Los afiliados al régimen contributivo le pagan a una Entidad Prestadora
de Salud (EPS), que actúa como intermediaria. Ésta ingresa el dinero
en una cuenta del FOSYGA, adscrita al Ministerio de Salud, tras descontar
una parte para licencias de maternidad, accidentes y otras eventualidades
(en este punto se producen importantes desvíos de fondos que suponen
en la práctica una capitalización de estas empresas). El FOSYGA les
devuelve una cantidad de dinero por cada afiliado (Unidad de Pago
por Capitación, cuya cuantía se fija anualmente). En el subsidiado,
los intermediarios son las ARS, que reciben fondos de la mencionada
cuenta del FOSYGA y de instituciones oficiales.

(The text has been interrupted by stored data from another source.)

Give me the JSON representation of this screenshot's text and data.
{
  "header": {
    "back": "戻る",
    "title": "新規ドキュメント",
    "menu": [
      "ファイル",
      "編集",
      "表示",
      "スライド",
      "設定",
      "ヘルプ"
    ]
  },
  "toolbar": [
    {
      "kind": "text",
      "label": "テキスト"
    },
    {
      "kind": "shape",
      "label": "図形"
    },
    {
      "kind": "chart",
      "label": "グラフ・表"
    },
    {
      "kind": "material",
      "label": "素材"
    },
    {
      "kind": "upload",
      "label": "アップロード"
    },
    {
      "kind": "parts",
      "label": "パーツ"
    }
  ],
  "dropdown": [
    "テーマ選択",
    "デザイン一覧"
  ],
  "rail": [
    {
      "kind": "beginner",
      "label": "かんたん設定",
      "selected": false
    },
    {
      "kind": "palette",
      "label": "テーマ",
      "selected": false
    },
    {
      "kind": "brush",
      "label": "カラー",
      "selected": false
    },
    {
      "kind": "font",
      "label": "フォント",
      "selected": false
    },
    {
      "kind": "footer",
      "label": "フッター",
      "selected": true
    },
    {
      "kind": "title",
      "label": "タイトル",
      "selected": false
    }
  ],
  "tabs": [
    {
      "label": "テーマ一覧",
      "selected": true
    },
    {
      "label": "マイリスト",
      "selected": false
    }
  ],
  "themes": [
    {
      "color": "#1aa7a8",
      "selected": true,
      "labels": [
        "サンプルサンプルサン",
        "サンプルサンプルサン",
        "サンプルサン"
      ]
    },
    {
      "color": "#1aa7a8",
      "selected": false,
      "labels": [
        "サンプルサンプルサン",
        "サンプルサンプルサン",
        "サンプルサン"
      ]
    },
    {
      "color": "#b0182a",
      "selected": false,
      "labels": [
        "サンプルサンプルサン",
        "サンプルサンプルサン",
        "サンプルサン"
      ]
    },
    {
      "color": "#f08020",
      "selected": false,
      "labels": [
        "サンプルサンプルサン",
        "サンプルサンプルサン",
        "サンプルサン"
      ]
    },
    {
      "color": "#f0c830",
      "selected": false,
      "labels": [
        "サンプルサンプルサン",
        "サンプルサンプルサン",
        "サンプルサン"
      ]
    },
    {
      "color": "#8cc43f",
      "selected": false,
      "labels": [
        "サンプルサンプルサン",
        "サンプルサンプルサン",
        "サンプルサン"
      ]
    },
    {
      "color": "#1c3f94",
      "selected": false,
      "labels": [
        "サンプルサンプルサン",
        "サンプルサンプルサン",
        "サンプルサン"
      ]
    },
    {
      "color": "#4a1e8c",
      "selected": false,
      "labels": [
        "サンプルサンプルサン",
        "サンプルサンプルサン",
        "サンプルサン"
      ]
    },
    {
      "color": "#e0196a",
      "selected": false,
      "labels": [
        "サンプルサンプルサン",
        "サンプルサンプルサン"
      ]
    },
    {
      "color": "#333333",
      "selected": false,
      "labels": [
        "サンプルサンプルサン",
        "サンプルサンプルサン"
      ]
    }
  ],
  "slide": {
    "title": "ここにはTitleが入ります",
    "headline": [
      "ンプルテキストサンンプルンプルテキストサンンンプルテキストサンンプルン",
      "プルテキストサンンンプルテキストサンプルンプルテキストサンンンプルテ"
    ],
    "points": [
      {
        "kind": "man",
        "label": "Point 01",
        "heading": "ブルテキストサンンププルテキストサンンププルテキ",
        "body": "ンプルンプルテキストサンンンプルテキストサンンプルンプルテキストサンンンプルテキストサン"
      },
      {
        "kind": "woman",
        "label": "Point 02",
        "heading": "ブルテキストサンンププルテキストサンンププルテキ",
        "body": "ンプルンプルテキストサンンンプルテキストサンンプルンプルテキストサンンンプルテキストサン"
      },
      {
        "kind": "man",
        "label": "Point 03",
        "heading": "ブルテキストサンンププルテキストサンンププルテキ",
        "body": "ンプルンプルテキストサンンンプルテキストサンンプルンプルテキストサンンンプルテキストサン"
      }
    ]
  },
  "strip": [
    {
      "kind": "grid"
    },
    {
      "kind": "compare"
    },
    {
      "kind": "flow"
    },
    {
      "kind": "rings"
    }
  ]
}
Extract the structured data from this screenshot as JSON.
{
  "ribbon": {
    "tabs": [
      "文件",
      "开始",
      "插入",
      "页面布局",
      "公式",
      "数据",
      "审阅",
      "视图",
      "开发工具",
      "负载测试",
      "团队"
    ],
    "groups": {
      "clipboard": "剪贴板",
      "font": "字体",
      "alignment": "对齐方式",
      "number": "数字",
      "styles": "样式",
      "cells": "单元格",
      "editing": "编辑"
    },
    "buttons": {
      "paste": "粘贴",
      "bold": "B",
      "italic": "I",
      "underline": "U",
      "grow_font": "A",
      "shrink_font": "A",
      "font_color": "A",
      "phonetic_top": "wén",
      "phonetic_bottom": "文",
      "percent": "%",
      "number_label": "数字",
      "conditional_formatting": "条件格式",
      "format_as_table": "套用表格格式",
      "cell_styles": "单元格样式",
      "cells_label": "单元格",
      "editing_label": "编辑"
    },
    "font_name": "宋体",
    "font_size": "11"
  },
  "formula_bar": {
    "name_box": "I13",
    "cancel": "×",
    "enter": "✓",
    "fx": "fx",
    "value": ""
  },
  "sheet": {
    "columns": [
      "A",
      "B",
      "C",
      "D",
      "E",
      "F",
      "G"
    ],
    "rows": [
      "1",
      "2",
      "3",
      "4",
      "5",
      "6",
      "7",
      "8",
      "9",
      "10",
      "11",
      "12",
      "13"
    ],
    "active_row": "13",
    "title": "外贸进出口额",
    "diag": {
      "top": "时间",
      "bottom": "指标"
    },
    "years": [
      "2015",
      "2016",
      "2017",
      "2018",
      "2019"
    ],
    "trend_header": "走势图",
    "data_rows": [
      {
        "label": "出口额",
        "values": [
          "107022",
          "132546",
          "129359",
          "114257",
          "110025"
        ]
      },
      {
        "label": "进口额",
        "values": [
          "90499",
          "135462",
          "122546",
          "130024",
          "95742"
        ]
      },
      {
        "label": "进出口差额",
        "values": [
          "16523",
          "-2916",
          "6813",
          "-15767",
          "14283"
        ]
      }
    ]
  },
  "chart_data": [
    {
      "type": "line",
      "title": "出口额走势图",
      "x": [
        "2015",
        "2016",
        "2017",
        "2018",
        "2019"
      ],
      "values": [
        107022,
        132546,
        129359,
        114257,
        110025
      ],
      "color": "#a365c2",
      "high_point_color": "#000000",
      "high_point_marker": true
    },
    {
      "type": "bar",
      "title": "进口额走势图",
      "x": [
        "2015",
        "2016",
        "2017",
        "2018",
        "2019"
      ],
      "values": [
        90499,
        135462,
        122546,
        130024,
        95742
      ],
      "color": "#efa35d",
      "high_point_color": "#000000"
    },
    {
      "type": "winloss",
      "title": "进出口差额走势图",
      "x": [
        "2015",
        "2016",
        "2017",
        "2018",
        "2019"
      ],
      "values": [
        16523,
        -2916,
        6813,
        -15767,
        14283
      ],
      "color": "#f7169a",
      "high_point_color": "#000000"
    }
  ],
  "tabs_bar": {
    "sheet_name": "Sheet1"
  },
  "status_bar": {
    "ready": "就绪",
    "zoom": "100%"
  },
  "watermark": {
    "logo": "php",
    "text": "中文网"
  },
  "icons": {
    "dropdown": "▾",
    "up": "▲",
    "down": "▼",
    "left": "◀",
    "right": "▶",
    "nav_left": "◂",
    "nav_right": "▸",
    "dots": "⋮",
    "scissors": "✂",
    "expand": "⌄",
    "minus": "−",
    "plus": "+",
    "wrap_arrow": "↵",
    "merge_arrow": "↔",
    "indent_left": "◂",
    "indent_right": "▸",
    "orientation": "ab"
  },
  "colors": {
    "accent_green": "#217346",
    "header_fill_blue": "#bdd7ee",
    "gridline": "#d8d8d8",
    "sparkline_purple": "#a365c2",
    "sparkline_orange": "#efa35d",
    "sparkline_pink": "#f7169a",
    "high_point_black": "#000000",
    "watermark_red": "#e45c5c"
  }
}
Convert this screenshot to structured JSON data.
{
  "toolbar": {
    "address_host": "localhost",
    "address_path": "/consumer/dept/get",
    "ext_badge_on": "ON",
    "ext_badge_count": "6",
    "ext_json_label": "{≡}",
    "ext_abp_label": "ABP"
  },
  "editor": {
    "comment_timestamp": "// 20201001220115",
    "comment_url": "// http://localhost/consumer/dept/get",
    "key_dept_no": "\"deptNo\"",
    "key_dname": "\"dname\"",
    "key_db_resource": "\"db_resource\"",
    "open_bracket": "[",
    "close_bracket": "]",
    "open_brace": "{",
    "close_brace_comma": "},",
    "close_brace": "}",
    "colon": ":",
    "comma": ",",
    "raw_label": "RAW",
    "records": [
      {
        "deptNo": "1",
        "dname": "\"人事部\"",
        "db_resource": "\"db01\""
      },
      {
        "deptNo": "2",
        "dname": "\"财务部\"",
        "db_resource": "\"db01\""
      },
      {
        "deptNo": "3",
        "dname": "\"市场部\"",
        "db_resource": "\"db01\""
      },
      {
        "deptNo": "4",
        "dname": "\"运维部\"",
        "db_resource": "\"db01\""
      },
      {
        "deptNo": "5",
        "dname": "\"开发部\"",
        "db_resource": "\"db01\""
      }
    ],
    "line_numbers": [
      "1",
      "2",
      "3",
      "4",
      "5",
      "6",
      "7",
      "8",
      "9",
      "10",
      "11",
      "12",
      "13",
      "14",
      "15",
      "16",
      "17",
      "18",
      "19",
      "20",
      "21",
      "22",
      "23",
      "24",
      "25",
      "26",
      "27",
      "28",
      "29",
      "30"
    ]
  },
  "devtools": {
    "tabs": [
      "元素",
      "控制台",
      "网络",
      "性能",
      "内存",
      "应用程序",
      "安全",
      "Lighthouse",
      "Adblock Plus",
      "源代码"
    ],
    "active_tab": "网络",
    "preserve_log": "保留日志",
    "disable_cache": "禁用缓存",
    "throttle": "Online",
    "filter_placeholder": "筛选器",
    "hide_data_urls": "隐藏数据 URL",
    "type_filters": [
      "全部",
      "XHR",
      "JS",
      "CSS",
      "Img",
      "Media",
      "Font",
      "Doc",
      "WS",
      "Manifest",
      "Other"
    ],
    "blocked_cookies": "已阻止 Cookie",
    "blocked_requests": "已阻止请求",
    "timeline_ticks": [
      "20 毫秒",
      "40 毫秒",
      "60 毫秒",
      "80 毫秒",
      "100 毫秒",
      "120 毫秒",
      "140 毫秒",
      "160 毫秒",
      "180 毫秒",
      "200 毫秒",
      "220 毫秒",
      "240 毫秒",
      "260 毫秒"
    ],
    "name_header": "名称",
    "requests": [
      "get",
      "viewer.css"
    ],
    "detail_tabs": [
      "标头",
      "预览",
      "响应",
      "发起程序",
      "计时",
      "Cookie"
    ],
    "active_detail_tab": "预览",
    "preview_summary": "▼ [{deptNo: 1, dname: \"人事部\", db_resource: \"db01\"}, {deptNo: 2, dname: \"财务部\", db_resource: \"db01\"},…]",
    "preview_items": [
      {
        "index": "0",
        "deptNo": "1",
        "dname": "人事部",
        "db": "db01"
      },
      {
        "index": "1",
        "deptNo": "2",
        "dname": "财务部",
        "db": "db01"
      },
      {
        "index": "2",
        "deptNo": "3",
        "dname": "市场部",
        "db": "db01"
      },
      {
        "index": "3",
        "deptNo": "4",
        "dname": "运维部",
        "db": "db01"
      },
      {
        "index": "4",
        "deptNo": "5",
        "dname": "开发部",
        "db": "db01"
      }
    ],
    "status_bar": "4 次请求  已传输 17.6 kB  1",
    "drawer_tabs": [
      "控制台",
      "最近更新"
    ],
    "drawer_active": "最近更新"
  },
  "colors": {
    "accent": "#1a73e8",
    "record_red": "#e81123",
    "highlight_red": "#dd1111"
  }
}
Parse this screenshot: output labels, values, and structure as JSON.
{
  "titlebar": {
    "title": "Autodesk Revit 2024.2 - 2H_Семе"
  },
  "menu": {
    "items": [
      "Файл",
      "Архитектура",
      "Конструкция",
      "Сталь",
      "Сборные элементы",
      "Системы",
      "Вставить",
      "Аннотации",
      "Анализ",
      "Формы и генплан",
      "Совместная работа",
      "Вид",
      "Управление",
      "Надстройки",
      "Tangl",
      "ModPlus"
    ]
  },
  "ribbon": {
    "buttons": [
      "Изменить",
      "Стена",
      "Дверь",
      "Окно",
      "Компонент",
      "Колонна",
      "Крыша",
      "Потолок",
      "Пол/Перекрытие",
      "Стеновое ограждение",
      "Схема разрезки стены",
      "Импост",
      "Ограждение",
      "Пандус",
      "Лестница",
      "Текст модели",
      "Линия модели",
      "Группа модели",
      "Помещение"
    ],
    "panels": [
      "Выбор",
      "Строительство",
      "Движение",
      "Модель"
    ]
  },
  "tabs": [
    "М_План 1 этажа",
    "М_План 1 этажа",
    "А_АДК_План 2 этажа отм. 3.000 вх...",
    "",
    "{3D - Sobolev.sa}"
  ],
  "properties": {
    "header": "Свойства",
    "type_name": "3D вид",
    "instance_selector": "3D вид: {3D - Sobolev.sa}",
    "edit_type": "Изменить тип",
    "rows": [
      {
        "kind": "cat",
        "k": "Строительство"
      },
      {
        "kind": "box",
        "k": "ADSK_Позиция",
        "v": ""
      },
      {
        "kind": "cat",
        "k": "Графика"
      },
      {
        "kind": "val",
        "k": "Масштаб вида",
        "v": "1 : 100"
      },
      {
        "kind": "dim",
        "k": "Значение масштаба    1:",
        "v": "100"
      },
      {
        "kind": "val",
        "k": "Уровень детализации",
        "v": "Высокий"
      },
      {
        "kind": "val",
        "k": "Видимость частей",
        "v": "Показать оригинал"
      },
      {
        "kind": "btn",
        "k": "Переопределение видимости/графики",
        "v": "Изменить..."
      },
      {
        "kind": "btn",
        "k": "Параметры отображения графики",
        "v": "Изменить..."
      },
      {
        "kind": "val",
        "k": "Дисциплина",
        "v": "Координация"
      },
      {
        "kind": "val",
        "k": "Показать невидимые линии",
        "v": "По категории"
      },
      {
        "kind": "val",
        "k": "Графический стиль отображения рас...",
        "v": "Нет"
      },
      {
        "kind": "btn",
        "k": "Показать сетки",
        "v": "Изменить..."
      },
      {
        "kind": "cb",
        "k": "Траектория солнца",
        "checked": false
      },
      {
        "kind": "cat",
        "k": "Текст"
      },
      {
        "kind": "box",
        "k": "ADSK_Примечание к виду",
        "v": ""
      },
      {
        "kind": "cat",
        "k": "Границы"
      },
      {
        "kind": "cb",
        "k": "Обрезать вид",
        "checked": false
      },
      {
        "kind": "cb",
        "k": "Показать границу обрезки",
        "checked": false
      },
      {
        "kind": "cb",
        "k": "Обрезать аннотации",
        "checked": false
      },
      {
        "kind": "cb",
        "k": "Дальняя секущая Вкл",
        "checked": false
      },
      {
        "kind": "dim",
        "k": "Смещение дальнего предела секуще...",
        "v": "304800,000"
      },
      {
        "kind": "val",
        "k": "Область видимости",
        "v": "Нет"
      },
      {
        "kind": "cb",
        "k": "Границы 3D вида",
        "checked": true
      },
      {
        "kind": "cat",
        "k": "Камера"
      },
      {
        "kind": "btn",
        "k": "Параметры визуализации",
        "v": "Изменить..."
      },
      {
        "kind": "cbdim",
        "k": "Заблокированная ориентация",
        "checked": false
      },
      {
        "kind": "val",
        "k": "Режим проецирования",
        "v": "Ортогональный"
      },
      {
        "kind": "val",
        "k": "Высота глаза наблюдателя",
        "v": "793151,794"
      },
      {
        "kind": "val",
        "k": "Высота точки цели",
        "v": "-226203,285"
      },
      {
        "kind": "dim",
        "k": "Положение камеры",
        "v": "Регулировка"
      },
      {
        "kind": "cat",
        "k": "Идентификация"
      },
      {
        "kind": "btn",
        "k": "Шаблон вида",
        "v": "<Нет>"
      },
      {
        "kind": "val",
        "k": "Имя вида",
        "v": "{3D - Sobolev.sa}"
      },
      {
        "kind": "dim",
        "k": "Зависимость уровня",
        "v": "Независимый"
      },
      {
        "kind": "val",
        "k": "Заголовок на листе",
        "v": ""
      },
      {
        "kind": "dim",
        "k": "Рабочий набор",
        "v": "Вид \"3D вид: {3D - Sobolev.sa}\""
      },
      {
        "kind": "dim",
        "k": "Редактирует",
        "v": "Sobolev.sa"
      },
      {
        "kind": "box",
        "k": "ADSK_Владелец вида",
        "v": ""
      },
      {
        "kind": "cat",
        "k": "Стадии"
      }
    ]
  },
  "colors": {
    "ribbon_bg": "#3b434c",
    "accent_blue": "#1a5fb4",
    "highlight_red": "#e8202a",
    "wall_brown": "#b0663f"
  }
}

Las Instituciones Prestadoras de Salud (IPS) son los hospitales,
centros de salud, etc. De acuerdo a este régimen funcionan por demanda:
no disponen de un presupuesto previo sino que las EPS o ARS les pagan
cuando prestan los servicios y los facturan (normalmente con bastante
retraso, en ocasiones incluso de 1 ó 2 años). Por eso, las IPS tratan
de evitar la atención a personas pobres que no puedan garantizar el
pago, por lo que los vinculados quedan por fuera del sistema (o se
les atiende previo pago del servicio). El paciente se convierte en
cliente y los centros de salud no tienen presupuesto para comprar
medicamentos ni pagar salarios, cirugía, etc. Además, los afiliados
al contributivo pueden ir a cualquier IPS pública o privada, mientras
los del subsidiado sólo pueden acudir a los antiguos hospitales públicos.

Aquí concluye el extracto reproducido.